A scrap processor based in the Northeast echoes that sentiment, saying the weakening U.S. dollar relative to other currencies is having a positive effect.

John Gross of The Copper Journal and JE Gross Consulting, Huntington, New York, notes spot copper averaged $3.68 per pound on the COMEX during November 2022, an increase of 21 cents (6 percent) from the October 2022 price of $3.47. However, the November 2022 price was 69 cents (16 percent) lower than the October 2021 price of $4.37. Gross says the year-to-date average COMEX copper price through November 2022 was $4.02 per pound, 21 cents less than $4.23, which was the average price during the first 11 months of 2021.

Shapiro says spot prime aluminum was up 10 cents per pound over November, while the Midwest premium leveled out at 20 cents per pound.

“Personally, I think the metal market just had a minirecession and consumer demand will be strong going forward,” the Northeast-based processor says.

“Demand is stable, but deliveries have been pushed back into the new year,” he adds. “Generally, it feels like supply and demand are in balance. Red metals consumers have been slightly more aggressive.”

Shapiro says aluminum scrap buyers are in a year-end slow-buying mode, with most prime aluminum scrap and secondary scrap trading in the same range it did in October.

In his Dec. 9 issue of The Copper Journal, Gross writes that “low inventories continue lending support to the nonferrous family, with more than a few people being very vocal about the looming shortage of copper that will push prices even higher.”

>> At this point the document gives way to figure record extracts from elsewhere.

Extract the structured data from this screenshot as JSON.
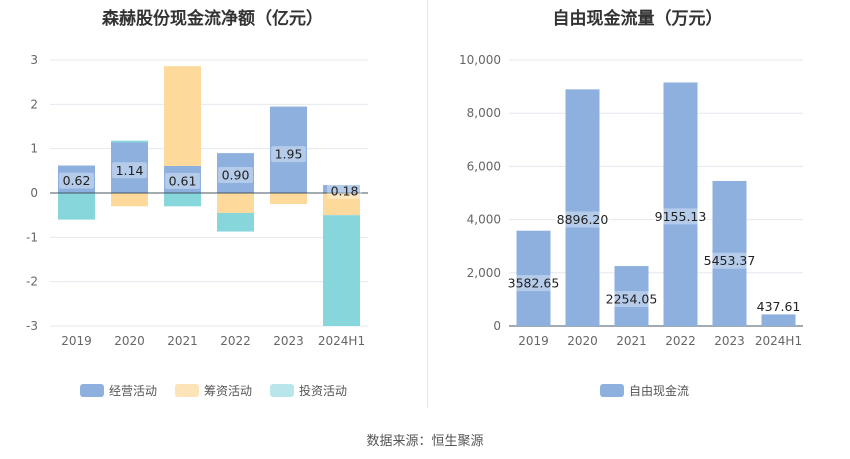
{
  "source_label": "数据来源：恒生聚源",
  "colors": {
    "operating": "#8eb0df",
    "financing": "#fdd99b",
    "investing": "#86d6dc",
    "fcf": "#8eb0df"
  },
  "chart_data": [
    {
      "type": "bar",
      "stacked": true,
      "title": "森赫股份现金流净额（亿元）",
      "categories": [
        "2019",
        "2020",
        "2021",
        "2022",
        "2023",
        "2024H1"
      ],
      "ylim": [
        -3,
        3
      ],
      "yticks": [
        "3",
        "2",
        "1",
        "0",
        "-1",
        "-2",
        "-3"
      ],
      "grid": true,
      "legend_position": "bottom",
      "series": [
        {
          "name": "经营活动",
          "values": [
            0.62,
            1.14,
            0.61,
            0.9,
            1.95,
            0.18
          ],
          "data_labels": [
            "0.62",
            "1.14",
            "0.61",
            "0.90",
            "1.95",
            "0.18"
          ]
        },
        {
          "name": "筹资活动",
          "values": [
            0,
            -0.3,
            2.25,
            -0.45,
            -0.25,
            -0.5
          ]
        },
        {
          "name": "投资活动",
          "values": [
            -0.6,
            0.04,
            -0.3,
            -0.42,
            0,
            -2.5
          ]
        }
      ]
    },
    {
      "type": "bar",
      "title": "自由现金流量（万元）",
      "categories": [
        "2019",
        "2020",
        "2021",
        "2022",
        "2023",
        "2024H1"
      ],
      "ylim": [
        0,
        10000
      ],
      "yticks": [
        "10,000",
        "8,000",
        "6,000",
        "4,000",
        "2,000",
        "0"
      ],
      "grid": true,
      "legend_position": "bottom",
      "series": [
        {
          "name": "自由现金流",
          "values": [
            3582.65,
            8896.2,
            2254.05,
            9155.13,
            5453.37,
            437.61
          ],
          "data_labels": [
            "3582.65",
            "8896.20",
            "2254.05",
            "9155.13",
            "5453.37",
            "437.61"
          ]
        }
      ]
    }
  ]
}
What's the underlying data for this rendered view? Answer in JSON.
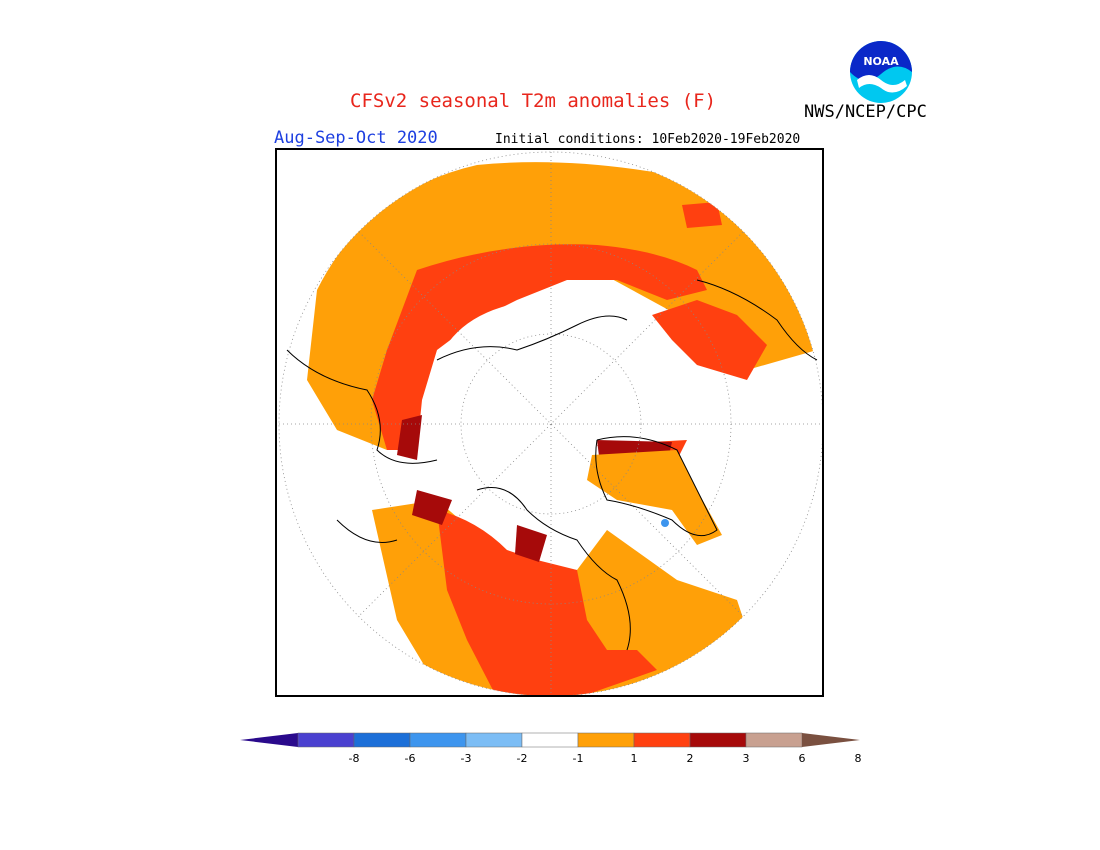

Robert Ryan, chief commodity and energy strategist at BCA Research, headquartered in Montreal, tells Barron’s that visible copper inventories at exchanges globally continue to fall as they have for years and that the market is facing a global shortage related to a lack of capital expenditure to increase supply.

BCA Research is forecasting a physical global refined copper deficit of 595,000 metric tons in 2022, with copper supply and demand balances remaining tight over the next 10 to 15 years, according to Barron’s.

With winter starting, the contact in the Northeast says he expects nonferrous scrap generation to be limited, particularly for obsolete aluminum sheet and siding, while used beverage cans (UBCs) will see a smaller reduction in volume.

“We do see upticks whenever there is a break in the weather with temperatures above 40 degrees,” he adds.

Transporting metals has gotten a bit easier, the processor says, with trucking coming down in price and availability normalizing, though it remains on the tighter side.